Hartcourt Companies Inc. is a holding company for China's providers of vocational education and technical training services. Hartcourt structures itself so that its portfolio of companies and affiliates can operate well-recognized institutions with dominant positions within their regions and sectors. Founded in 1983 and a US corporation with subsidiaries internationally, particularly in Asia, Hartcourt Companies moved its operation headquarter to Shanghai, China in 2002. Hartcourt used to be one of the largest IT product distributors in China.
I'm still holding out for $250.00 being in the club and all.
Finally we get some news after the drought.
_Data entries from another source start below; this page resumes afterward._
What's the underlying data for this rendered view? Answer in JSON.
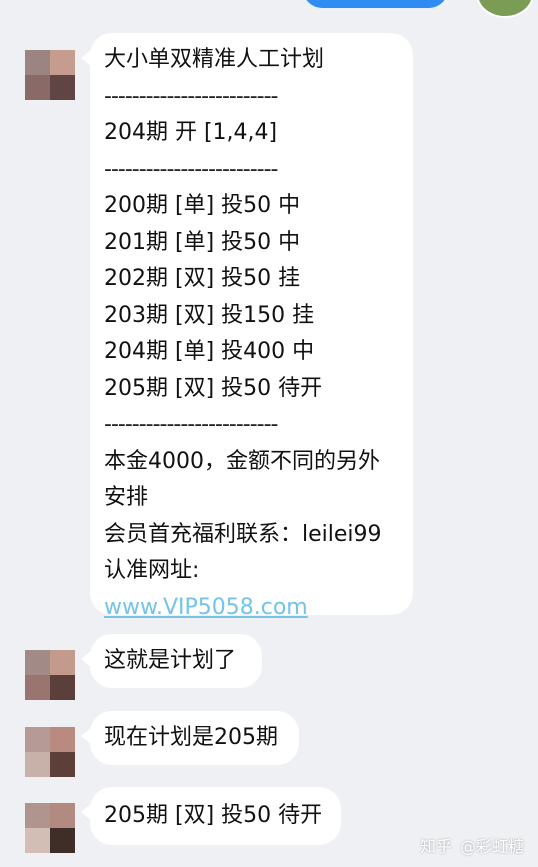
{
  "main_message": {
    "lines": [
      "大小单双精准人工计划",
      "-------------------------",
      "204期 开 [1,4,4]",
      "-------------------------",
      "200期 [单] 投50  中",
      "201期 [单] 投50  中",
      "202期 [双] 投50  挂",
      "203期 [双] 投150  挂",
      "204期 [单] 投400  中",
      "205期 [双] 投50  待开",
      "-------------------------",
      "本金4000，金额不同的另外",
      "安排",
      "会员首充福利联系：leilei99",
      "认准网址:"
    ],
    "link": "www.VIP5058.com"
  },
  "messages": [
    "这就是计划了",
    "现在计划是205期",
    "205期 [双] 投50  待开"
  ],
  "watermark": {
    "site": "知乎",
    "author": "@彩虹糖"
  },
  "colors": {
    "background": "#eef0f3",
    "bubble": "#ffffff",
    "link": "#73c3ea",
    "sent_bubble": "#2f8cf2"
  }
}
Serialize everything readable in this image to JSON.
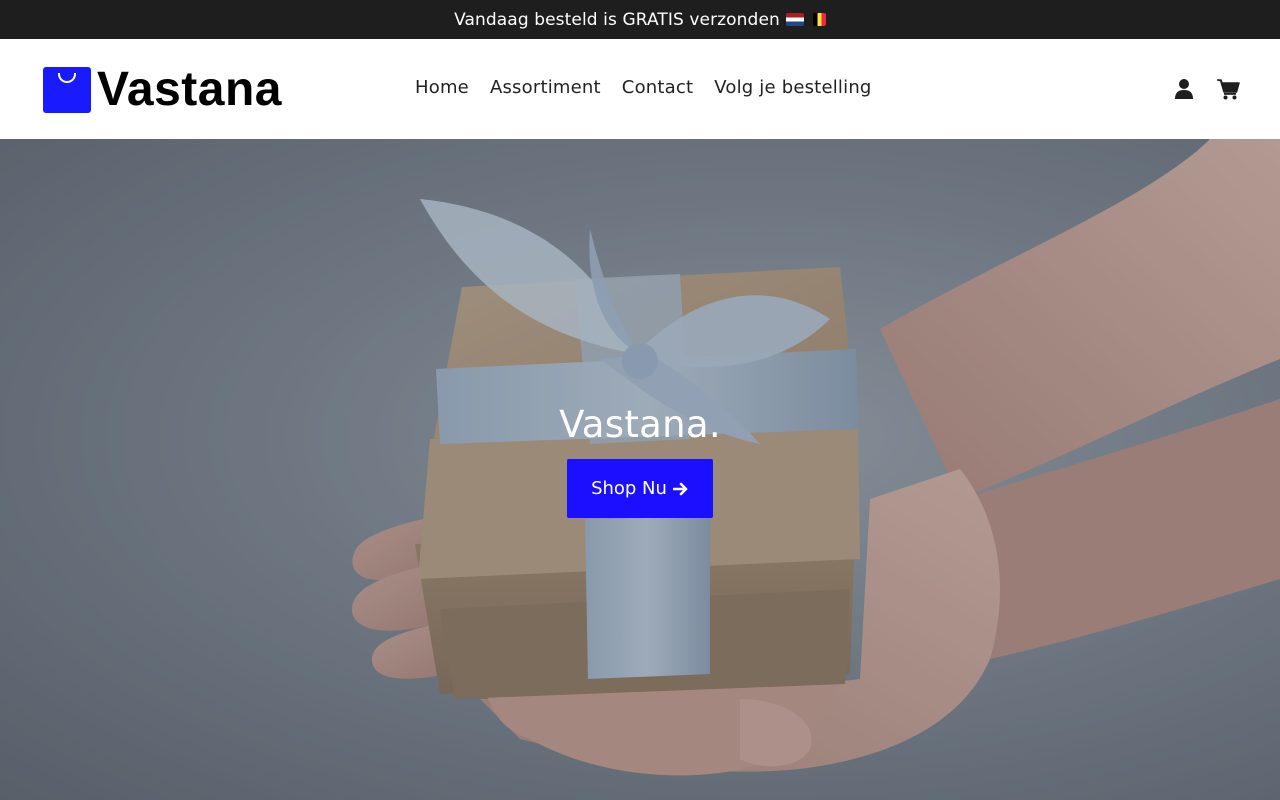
{
  "announcement": {
    "text": "Vandaag besteld is GRATIS verzonden",
    "flags": [
      "netherlands-flag",
      "belgium-flag"
    ]
  },
  "brand": {
    "name": "Vastana",
    "logo_icon": "shopping-bag-icon",
    "color": "#1a1aff"
  },
  "nav": {
    "items": [
      {
        "label": "Home"
      },
      {
        "label": "Assortiment"
      },
      {
        "label": "Contact"
      },
      {
        "label": "Volg je bestelling"
      }
    ]
  },
  "header_icons": [
    "user-icon",
    "cart-icon"
  ],
  "hero": {
    "title": "Vastana.",
    "button_label": "Shop Nu",
    "button_icon": "arrow-right-icon",
    "button_color": "#1a10ff",
    "image": "hands-holding-gift-box"
  },
  "colors": {
    "topbar_bg": "#1e1e1e"
  }
}
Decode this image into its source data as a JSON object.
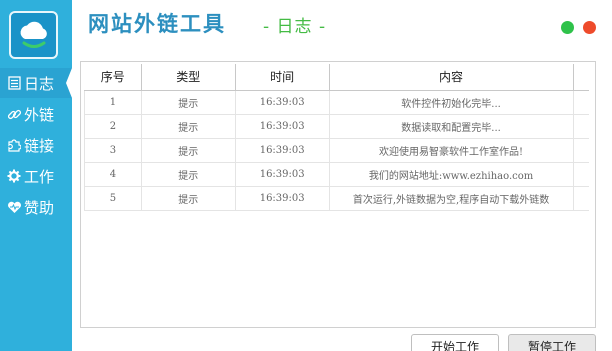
{
  "header": {
    "title": "网站外链工具",
    "subtitle": "- 日志 -"
  },
  "sidebar": {
    "items": [
      {
        "label": "日志",
        "icon": "log-icon",
        "active": true
      },
      {
        "label": "外链",
        "icon": "link-icon",
        "active": false
      },
      {
        "label": "链接",
        "icon": "puzzle-icon",
        "active": false
      },
      {
        "label": "工作",
        "icon": "gear-icon",
        "active": false
      },
      {
        "label": "赞助",
        "icon": "heart-icon",
        "active": false
      }
    ]
  },
  "log_table": {
    "columns": [
      "序号",
      "类型",
      "时间",
      "内容"
    ],
    "rows": [
      {
        "index": "1",
        "type": "提示",
        "time": "16:39:03",
        "content": "软件控件初始化完毕..."
      },
      {
        "index": "2",
        "type": "提示",
        "time": "16:39:03",
        "content": "数据读取和配置完毕..."
      },
      {
        "index": "3",
        "type": "提示",
        "time": "16:39:03",
        "content": "欢迎使用易智豪软件工作室作品!"
      },
      {
        "index": "4",
        "type": "提示",
        "time": "16:39:03",
        "content": "我们的网站地址:www.ezhihao.com"
      },
      {
        "index": "5",
        "type": "提示",
        "time": "16:39:03",
        "content": "首次运行,外链数据为空,程序自动下载外链数"
      }
    ]
  },
  "buttons": {
    "start": "开始工作",
    "stop": "暂停工作"
  },
  "colors": {
    "sidebar": "#2fb0dc",
    "title": "#2c8fbf",
    "subtitle": "#44bb44",
    "dot_green": "#2fc24a",
    "dot_red": "#ee4b2b"
  }
}
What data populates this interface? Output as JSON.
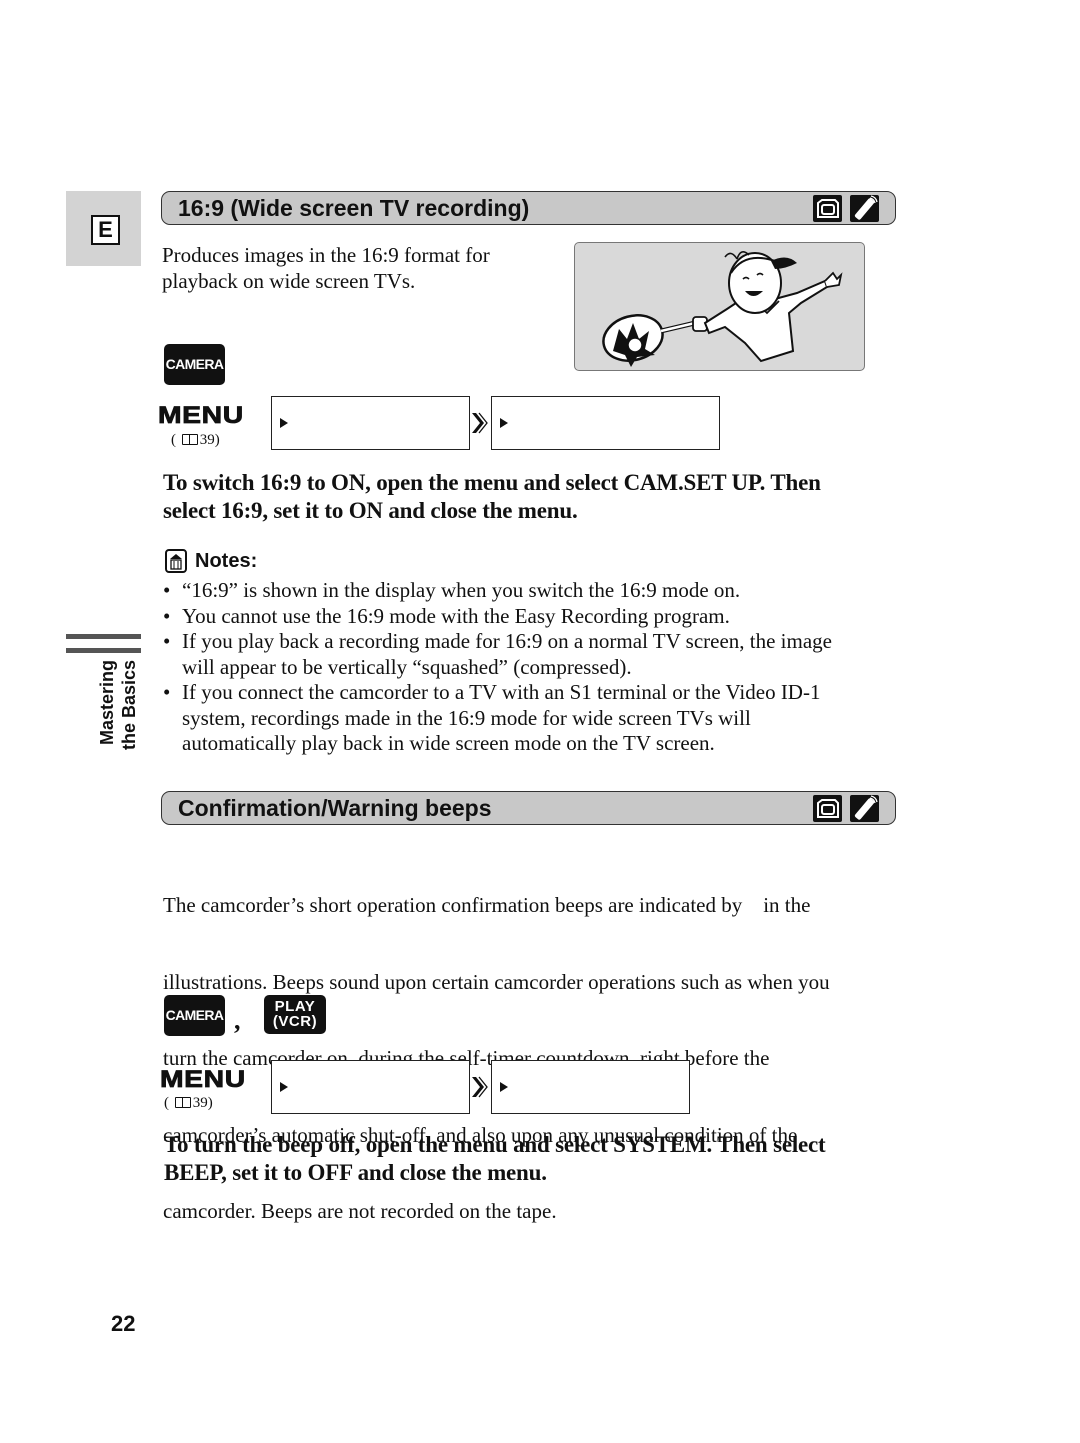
{
  "language_tab": "E",
  "side_tab": {
    "lines": [
      "Mastering",
      "the Basics"
    ]
  },
  "section1": {
    "title": "16:9 (Wide screen TV recording)",
    "icons": [
      "camcorder-icon",
      "remote-control-icon"
    ],
    "intro": [
      "Produces images in the 16:9 format for",
      "playback on wide screen TVs."
    ],
    "mode_buttons": [
      {
        "label": "CAMERA"
      }
    ],
    "menu": {
      "label": "MENU",
      "ref_prefix": "(",
      "ref_page": "39)",
      "steps": [
        {
          "text": ""
        },
        {
          "text": ""
        }
      ]
    },
    "instruction": [
      "To switch 16:9 to ON, open the menu and select CAM.SET UP. Then",
      "select 16:9, set it to ON and close the menu."
    ],
    "notes_title": "Notes:",
    "notes": [
      [
        "“16:9” is shown in the display when you switch the 16:9 mode on."
      ],
      [
        "You cannot use the 16:9 mode with the Easy Recording program."
      ],
      [
        "If you play back a recording made for 16:9 on a normal TV screen, the image",
        "will appear to be vertically “squashed” (compressed)."
      ],
      [
        "If you connect the camcorder to a TV with an S1 terminal or the Video ID-1",
        "system, recordings made in the 16:9 mode for wide screen TVs will",
        "automatically play back in wide screen mode on the TV screen."
      ]
    ]
  },
  "section2": {
    "title": "Confirmation/Warning beeps",
    "icons": [
      "camcorder-icon",
      "remote-control-icon"
    ],
    "body": [
      "The camcorder’s short operation confirmation beeps are indicated by    in the",
      "illustrations. Beeps sound upon certain camcorder operations such as when you",
      "turn the camcorder on, during the self-timer countdown, right before the",
      "camcorder’s automatic shut-off, and also upon any unusual condition of the",
      "camcorder. Beeps are not recorded on the tape."
    ],
    "mode_buttons": [
      {
        "label": "CAMERA"
      },
      {
        "label_line1": "PLAY",
        "label_line2": "(VCR)"
      }
    ],
    "mode_separator": ",",
    "menu": {
      "label": "MENU",
      "ref_prefix": "(",
      "ref_page": "39)",
      "steps": [
        {
          "text": ""
        },
        {
          "text": ""
        }
      ]
    },
    "instruction": [
      "To turn the beep off, open the menu and select SYSTEM. Then select",
      "BEEP, set it to OFF and close the menu."
    ]
  },
  "page_number": "22",
  "colors": {
    "header_bg": "#c8c8c8",
    "tab_bg": "#d3d3d3",
    "illustration_bg": "#d9d9d9",
    "button_bg": "#111111"
  }
}
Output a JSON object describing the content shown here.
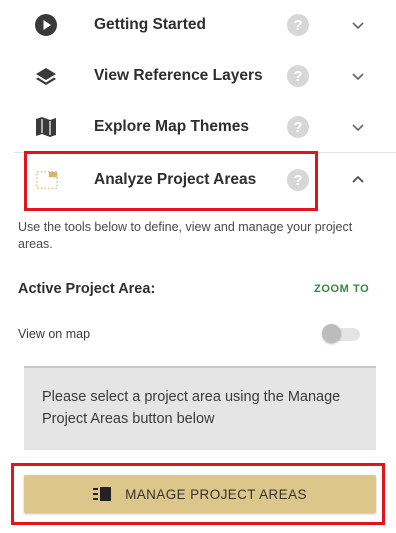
{
  "accordion": {
    "items": [
      {
        "label": "Getting Started",
        "icon": "play-circle-icon",
        "expanded": false
      },
      {
        "label": "View Reference Layers",
        "icon": "layers-icon",
        "expanded": false
      },
      {
        "label": "Explore Map Themes",
        "icon": "map-icon",
        "expanded": false
      },
      {
        "label": "Analyze Project Areas",
        "icon": "project-area-icon",
        "expanded": true
      }
    ],
    "help_glyph": "?"
  },
  "panel": {
    "description": "Use the tools below to define, view and manage your project areas.",
    "active_label": "Active Project Area:",
    "zoom_label": "ZOOM TO",
    "view_on_map_label": "View on map",
    "view_on_map_on": false,
    "notice": "Please select a project area using the Manage Project Areas button below",
    "manage_button": "MANAGE PROJECT AREAS"
  },
  "colors": {
    "highlight": "#e3141d",
    "zoom_accent": "#2e8b3e",
    "button_bg": "#dcc689"
  }
}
Sounds like a good deal to me. We're buying a solid asset with stock only if they perform.
I am very concerned about the lack of communication lately from our company. I have just gone on the Hartcourt web site and clicked on the Contact Investor Relation tab. I have sent Hartcourt an email requesting information on the office move and our acquisition progress. If everyone sends an email maby we can get a response from management.
Cheers,
Bob
Hartcourt was the only green in my portfolio today among a sea of red.
From $17.00 (pre split) to .04. Still keepin the faith. Very happy with the news and current direction.
I think we have until the 15th to make the filing and remove the dreaded "E".
New information on the Hartcourt Web site. Victor Zhou is our new CEO.
It's great to finally get some positive news, and communication. I feel like we have a direction and purpose now. I'm still concerned about all of those unearned options out there and the comments about a possible reverse split.
144 RESTRICTED SHARES-NONAFFILIATES
Please note the following is mandated by the Securities and Exchange
Commission under the Securities Act of 1933 as amended.
Please note for securities which bear a 144 Restrictive Legend held less
than 1 year, please note that the shares must be held for at least one year
prior to applying for legend removal absent a registration statement or
another filing by the issuer.
Please note for Restrictive Securities held between 1 year and two years
(held between twelve to twenty four months) and/or held by a insider or
majority shareholder please submit your stock certificate to your stock
broker along with the 144 paperwork (roughly 5 pages which will be supplied
by your stock broker). Your brokerage house will handle the legend removal
from this point.
Thank you
Jason M. Bogutski - President
Signature Stock Transfer, Inc.
2301 Ohio Drive - Suite 100
Plano, Texas 75093
Telephone Number 972 612 4120
Facsimile Number 972 612 4122
Email Address signaturestocktransfer@msn.com
Thanks for the help. I found the stock transfer agents phone number and address on Hartcourts Web page. I'll give them a call on Monday to see how to proceed.
Bob
G'Day everyone. I'm looking at my 144-Restricted shares of Hartcourt that I recieved from Dr. Phan in September 2004. Does anyone know if the restricted period is over and how do I remove the restriction from this stock certificate. Any help would be appreciated.
Bob
Wow, volume up and the price up too. Nice to see both of those going hand in hand.
Bob
Thanks Lugan. I appreciate you giving us your thoughts on the shareholder meeting. Do you have any more details on the Jump merger? How does Hartcourt plan to proceed on the vote for the additional shares? Will a second meeting be necessary?
Any feedback from the meeting today?